Healthy prostate is an immunocompetent organ, populated with a small number of stromal and intraepithelial T and B lymphocytes3. Intra-prostatic lymphocytic infiltration in prostate tissue is a sign of inflammation4, which is phenotyped by grade, extent5 and the density of CD3+ and CD20+ staining. Intra prostatic infiltration in transition zone of prostate6 was positively associated with symptom scores of LUTS6, but inflammation in peripheral zone was not strongly associated with LUTS in a recent study7. Since chemokine expression temporally precedes the intra-prostatic infiltration8, chemokines have been studied as molecular signatures of inflammation in prostate tissue4 and in expressed prostatic secretions9.

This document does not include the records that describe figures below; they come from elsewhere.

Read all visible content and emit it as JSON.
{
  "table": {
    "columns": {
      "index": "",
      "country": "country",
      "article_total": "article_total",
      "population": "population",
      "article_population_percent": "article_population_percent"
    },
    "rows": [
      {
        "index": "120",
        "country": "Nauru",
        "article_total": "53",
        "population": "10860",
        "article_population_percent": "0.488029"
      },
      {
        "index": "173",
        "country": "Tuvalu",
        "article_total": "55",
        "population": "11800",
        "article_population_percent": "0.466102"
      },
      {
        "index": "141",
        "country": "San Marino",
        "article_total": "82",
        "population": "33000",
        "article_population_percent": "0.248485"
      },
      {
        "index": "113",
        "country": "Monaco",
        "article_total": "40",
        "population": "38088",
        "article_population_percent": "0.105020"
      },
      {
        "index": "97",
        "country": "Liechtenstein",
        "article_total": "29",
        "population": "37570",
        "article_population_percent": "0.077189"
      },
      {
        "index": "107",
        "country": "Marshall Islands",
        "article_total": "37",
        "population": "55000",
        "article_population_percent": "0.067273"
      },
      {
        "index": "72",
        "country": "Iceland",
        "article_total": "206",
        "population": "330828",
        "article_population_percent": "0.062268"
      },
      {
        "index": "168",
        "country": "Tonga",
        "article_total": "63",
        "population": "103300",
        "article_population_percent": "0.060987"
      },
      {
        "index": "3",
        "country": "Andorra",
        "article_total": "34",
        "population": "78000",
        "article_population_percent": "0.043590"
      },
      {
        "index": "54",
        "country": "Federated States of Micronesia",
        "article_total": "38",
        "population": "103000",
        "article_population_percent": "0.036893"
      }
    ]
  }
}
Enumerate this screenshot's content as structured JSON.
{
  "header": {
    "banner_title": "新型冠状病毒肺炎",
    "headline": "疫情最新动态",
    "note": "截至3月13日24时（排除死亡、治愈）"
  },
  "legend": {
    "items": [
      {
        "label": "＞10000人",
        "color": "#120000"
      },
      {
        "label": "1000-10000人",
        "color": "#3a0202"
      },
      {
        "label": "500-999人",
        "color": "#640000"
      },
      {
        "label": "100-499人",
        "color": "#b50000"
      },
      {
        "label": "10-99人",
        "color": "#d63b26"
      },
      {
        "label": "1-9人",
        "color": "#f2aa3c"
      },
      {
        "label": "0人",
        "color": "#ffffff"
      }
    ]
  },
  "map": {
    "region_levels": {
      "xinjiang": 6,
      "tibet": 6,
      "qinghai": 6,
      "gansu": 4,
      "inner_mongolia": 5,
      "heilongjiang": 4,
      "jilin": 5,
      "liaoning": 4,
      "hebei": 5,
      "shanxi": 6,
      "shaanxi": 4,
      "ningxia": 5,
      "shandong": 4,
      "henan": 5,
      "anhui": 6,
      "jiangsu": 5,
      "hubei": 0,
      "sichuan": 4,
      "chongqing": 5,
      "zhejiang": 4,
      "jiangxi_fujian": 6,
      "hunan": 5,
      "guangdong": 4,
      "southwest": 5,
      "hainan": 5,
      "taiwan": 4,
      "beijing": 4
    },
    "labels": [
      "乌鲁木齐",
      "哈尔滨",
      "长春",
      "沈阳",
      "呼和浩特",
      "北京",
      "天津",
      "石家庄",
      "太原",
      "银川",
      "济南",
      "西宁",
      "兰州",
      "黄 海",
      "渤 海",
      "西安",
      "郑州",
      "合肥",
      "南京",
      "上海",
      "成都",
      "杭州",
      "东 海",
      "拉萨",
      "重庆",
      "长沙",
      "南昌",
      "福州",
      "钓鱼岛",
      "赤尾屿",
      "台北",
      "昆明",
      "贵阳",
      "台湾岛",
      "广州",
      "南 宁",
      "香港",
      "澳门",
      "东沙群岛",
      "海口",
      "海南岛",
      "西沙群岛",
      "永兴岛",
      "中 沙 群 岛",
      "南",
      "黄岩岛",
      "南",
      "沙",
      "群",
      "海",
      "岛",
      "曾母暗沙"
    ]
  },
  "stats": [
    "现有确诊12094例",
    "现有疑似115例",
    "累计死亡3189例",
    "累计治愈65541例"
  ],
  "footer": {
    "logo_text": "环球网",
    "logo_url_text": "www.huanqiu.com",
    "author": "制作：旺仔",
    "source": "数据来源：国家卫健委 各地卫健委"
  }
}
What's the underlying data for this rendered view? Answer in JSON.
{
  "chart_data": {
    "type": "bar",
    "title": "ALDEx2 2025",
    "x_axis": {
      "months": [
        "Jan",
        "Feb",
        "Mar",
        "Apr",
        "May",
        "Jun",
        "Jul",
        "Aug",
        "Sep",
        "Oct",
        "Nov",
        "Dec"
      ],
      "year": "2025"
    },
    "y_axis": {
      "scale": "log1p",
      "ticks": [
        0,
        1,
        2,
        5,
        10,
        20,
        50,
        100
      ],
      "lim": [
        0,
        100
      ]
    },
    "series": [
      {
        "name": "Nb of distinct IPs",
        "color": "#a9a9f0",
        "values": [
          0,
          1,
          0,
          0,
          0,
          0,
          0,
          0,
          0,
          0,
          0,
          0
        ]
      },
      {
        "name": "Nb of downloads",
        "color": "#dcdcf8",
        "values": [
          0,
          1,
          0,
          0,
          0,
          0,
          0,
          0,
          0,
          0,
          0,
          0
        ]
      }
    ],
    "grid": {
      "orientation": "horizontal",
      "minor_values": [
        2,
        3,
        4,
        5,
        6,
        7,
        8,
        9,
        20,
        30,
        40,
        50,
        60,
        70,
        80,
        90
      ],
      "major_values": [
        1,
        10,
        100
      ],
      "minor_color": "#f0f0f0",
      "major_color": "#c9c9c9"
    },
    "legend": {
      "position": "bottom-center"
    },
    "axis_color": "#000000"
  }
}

Epidemiological evidence suggests that prostatic inflammation associated with BPH is most likely initiated in response to metabolic stress signals10, which may explain a modest overall increased prevalence of BPH/LUTS in obese subjects11,12. The present study seeks to evaluate whether urinary chemokines can reflect the clinical attributes of BPH/LUTS patients. The selection of the chemokines for the present study was based on the known role of following chemokines CXCL-1, CXCL-8, CXCL-10, CCL2, CCL3 and CCL5 in the chemoattraction of CD3+ and CD20+ lymphocytes13–18 and the reports on detection of other included proteins in the prostate tissue or biofluids of BPH patients or patients suffering from LUTS19,20.
Patients & Methods
Study Population
Participants were enrolled as a part of the Nashville Men’s Health Study, a multi-centered, rapid-recruitment protocol initiated in 2002 at Vanderbilt University Medical Center, the Tennessee Valley Veterans Administration Medical Center, and Urology Associates - a large community urology practice. Prostate cancer patients were excluded from enrollment and those enrolled were seeking prostate biopsy for either elevated prostate specific antigen or positive digital rectal exam or LUTS or pelvic pain. Exclusion criteria included age less than 40 years, prior prostate surgery, use of androgen supplementation, or English language insufficient for informed consent. Approximately 90% of eligible men that were approached for recruitment consented to participate in the IRB approved protocol.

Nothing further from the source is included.